What’s worse is that Janeway buys it instantly. She’s at her most unyielding. He’s just finished trading blows with Voyager after lying to its captain and evincing a ‘by any means necessary” attitude. And yet, when he says, “I surrender, I swear,” Janeway doesn’t have even a hint of doubt. She’s cured; he’s cured, and they’re both ready to sing kumbaya together.

Despite my glibness about how both captains find detente without issue, I actually like what follows. Ransom going down with the ship, a metaphorical penance for his crimes, while using the synaptic stimulator in his final moments has a certain lyricism to it. Burke being killed by the aliens as he tries to complete the plan anyway is a bit of the poetic justice Janeway talked about earlier. And Janeway integrating the remaining members of the Equinox into her crew with limited privileges and robust supervision could be a chance to redo the whole Maquis integration tack that was barely explored in Voyager’s early seasons. (Though fair warning, I don’t remember that amounting to much.)

Heck, there’s even a good contrast between the first officers. When Ransom has a change of heart, Burke doesn’t buy in. He stages an “I learned it from watching you, dad!” mutiny that sticks to the mercenary cravenness he learned from Ransom, giving the story a true villain.
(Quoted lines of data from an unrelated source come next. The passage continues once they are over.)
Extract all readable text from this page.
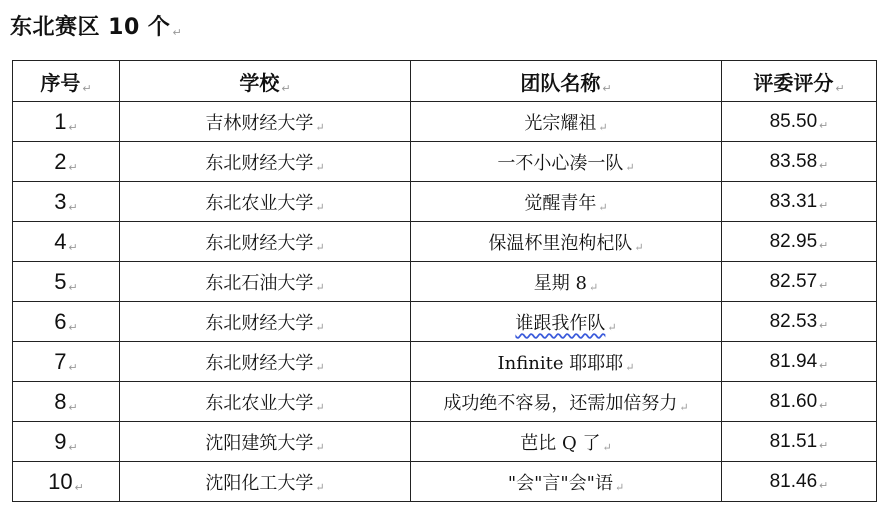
东北赛区 10 个 ↵
序号 ↵	学校 ↵	团队名称 ↵	评委评分 ↵
1 ↵	吉林财经大学 ↵	光宗耀祖 ↵	85.50 ↵
2 ↵	东北财经大学 ↵	一不小心凑一队 ↵	83.58 ↵
3 ↵	东北农业大学 ↵	觉醒青年 ↵	83.31 ↵
4 ↵	东北财经大学 ↵	保温杯里泡枸杞队 ↵	82.95 ↵
5 ↵	东北石油大学 ↵	星期 8 ↵	82.57 ↵
6 ↵	东北财经大学 ↵	谁跟我作队 ↵	82.53 ↵
7 ↵	东北财经大学 ↵	Infinite 耶耶耶 ↵	81.94 ↵
8 ↵	东北农业大学 ↵	成功绝不容易，还需加倍努力 ↵	81.60 ↵
9 ↵	沈阳建筑大学 ↵	芭比 Q 了 ↵	81.51 ↵
10 ↵	沈阳化工大学 ↵	"会"言"会"语 ↵	81.46 ↵
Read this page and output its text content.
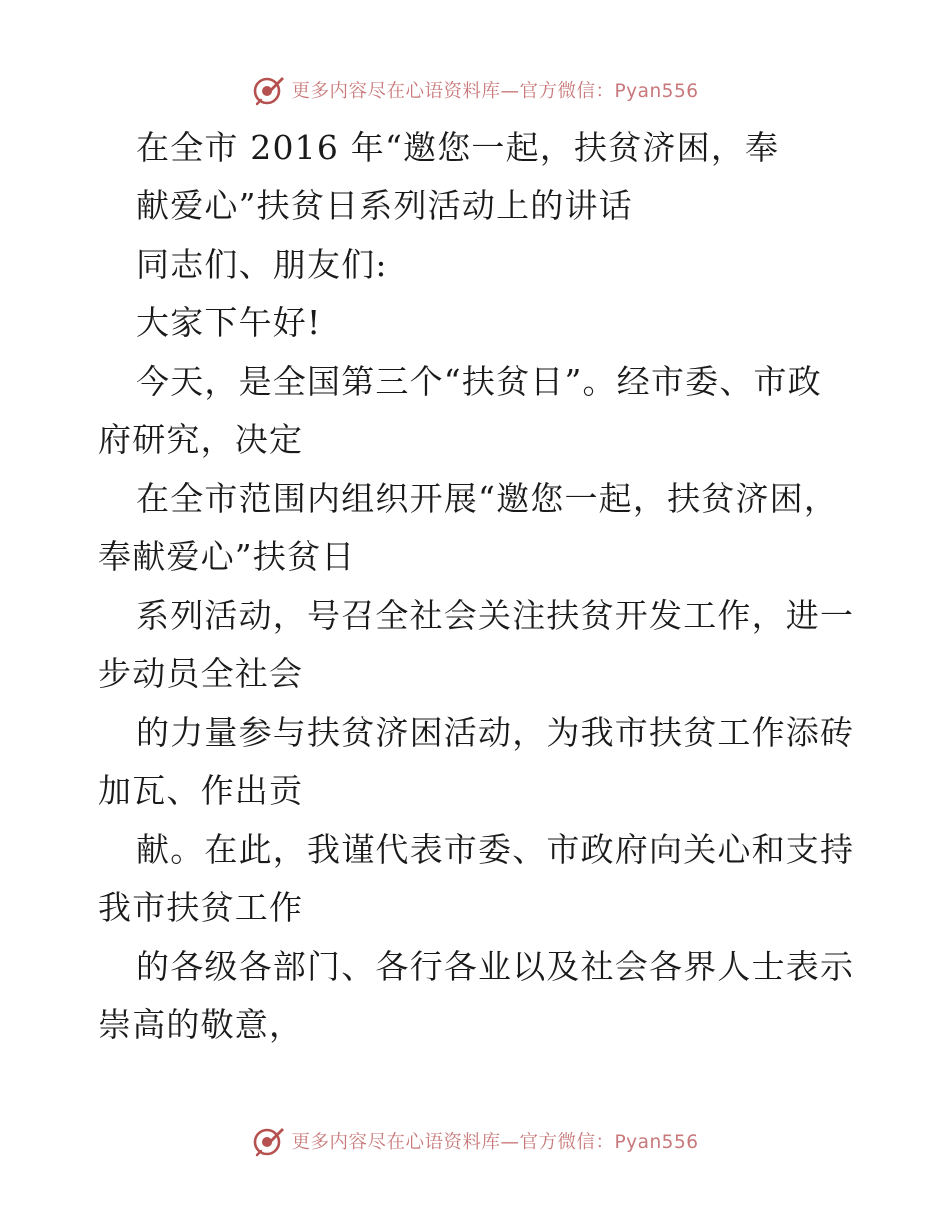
更多内容尽在心语资料库—官方微信：Pyan556
在全市 2016 年“邀您一起，扶贫济困，奉
献爱心”扶贫日系列活动上的讲话
同志们、朋友们:
大家下午好!
今天，是全国第三个“扶贫日”。经市委、市政
府研究，决定
在全市范围内组织开展“邀您一起，扶贫济困，
奉献爱心”扶贫日
系列活动，号召全社会关注扶贫开发工作，进一
步动员全社会
的力量参与扶贫济困活动，为我市扶贫工作添砖
加瓦、作出贡
献。在此，我谨代表市委、市政府向关心和支持
我市扶贫工作
的各级各部门、各行各业以及社会各界人士表示
崇高的敬意，
更多内容尽在心语资料库—官方微信：Pyan556
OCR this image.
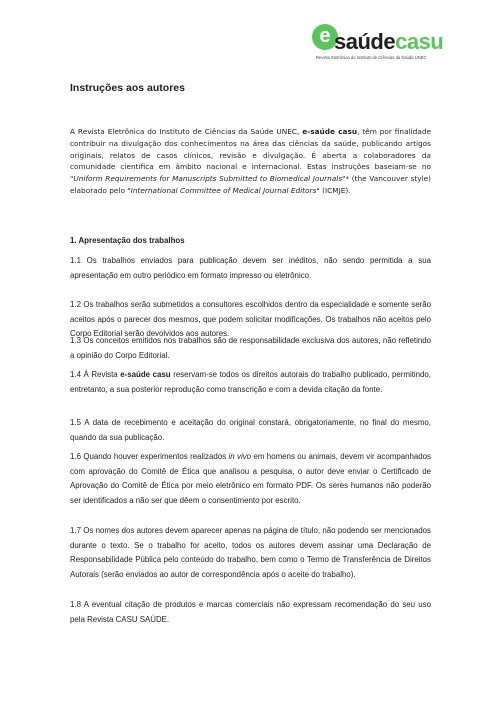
e saúdecasu
Revista Eletrônica do Instituto de Ciências da Saúde UNEC
Instruções aos autores

A Revista Eletrônica do Instituto de Ciências da Saúde UNEC, e-saúde casu, têm por finalidade contribuir na divulgação dos conhecimentos na área das ciências da saúde, publicando artigos originais, relatos de casos clínicos, revisão e divulgação. É aberta a colaboradores da comunidade científica em âmbito nacional e internacional. Estas instruções baseiam-se no "Uniform Requirements for Manuscripts Submitted to Biomedical Journals"* (the Vancouver style) elaborado pelo "International Committee of Medical Journal Editors" (ICMJE).

1. Apresentação dos trabalhos

1.1 Os trabalhos enviados para publicação devem ser inéditos, não sendo permitida a sua apresentação em outro periódico em formato impresso ou eletrônico.

1.2 Os trabalhos serão submetidos a consultores escolhidos dentro da especialidade e somente serão aceitos após o parecer dos mesmos, que podem solicitar modificações. Os trabalhos não aceitos pelo Corpo Editorial serão devolvidos aos autores.

1.3 Os conceitos emitidos nos trabalhos são de responsabilidade exclusiva dos autores, não refletindo a opinião do Corpo Editorial.

1.4 À Revista e-saúde casu reservam-se todos os direitos autorais do trabalho publicado, permitindo, entretanto, a sua posterior reprodução como transcrição e com a devida citação da fonte.

1.5 A data de recebimento e aceitação do original constará, obrigatoriamente, no final do mesmo, quando da sua publicação.

1.6 Quando houver experimentos realizados in vivo em homens ou animais, devem vir acompanhados com aprovação do Comitê de Ética que analisou a pesquisa, o autor deve enviar o Certificado de Aprovação do Comitê de Ética por meio eletrônico em formato PDF. Os seres humanos não poderão ser identificados a não ser que dêem o consentimento por escrito.

1.7 Os nomes dos autores devem aparecer apenas na página de título, não podendo ser mencionados durante o texto. Se o trabalho for aceito, todos os autores devem assinar uma Declaração de Responsabilidade Pública pelo conteúdo do trabalho, bem como o Termo de Transferência de Direitos Autorais (serão enviados ao autor de correspondência após o aceite do trabalho).

1.8 A eventual citação de produtos e marcas comerciais não expressam recomendação do seu uso pela Revista CASU SAÚDE.
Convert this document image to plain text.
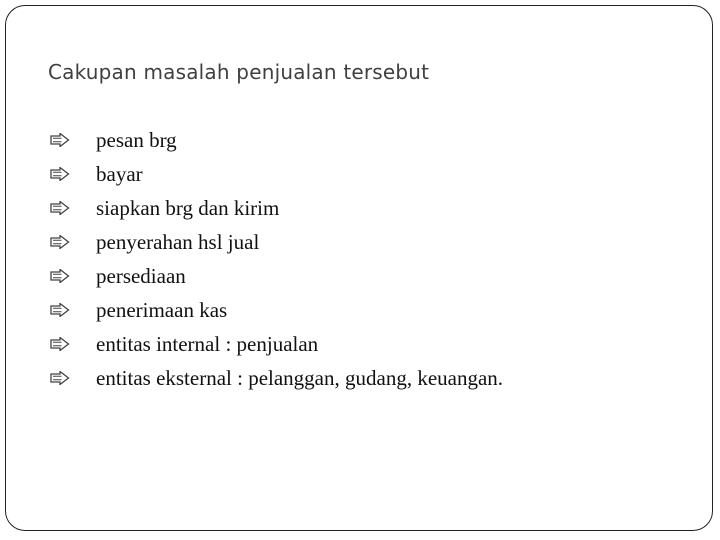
Cakupan masalah penjualan tersebut
pesan brg
bayar
siapkan brg dan kirim
penyerahan hsl jual
persediaan
penerimaan kas
entitas internal : penjualan
entitas eksternal : pelanggan, gudang, keuangan.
By contrast, Chakotay intervenes to save Noah’s life and is relieved of duty for it, but even when Janeway’s seemingly gone off the deep end, he trusts her to find her way back and doesn’t undermine the Captain. It speaks to a level of trust between him and Janeway, even when they’re at complete odds, that doesn’t exist aboard the Equinox.

My favorite scene in this is the final one, where Janeway acknowledges, in her own way, that she’s gone too far, and offers her own sort of thanks to Chakotay for acting as a moral bulwark and not losing faith in her. The restoration of Voyager’s plaque is symbolic of the restoration of the Captain’s soul, poised again to confront what the Delta Quadrant has to offer. It’s good that she’s doing so, once more, with her morals intact; I just wish the “Equinox pt. 2” did a better job of accounting for how she lost them in the first place.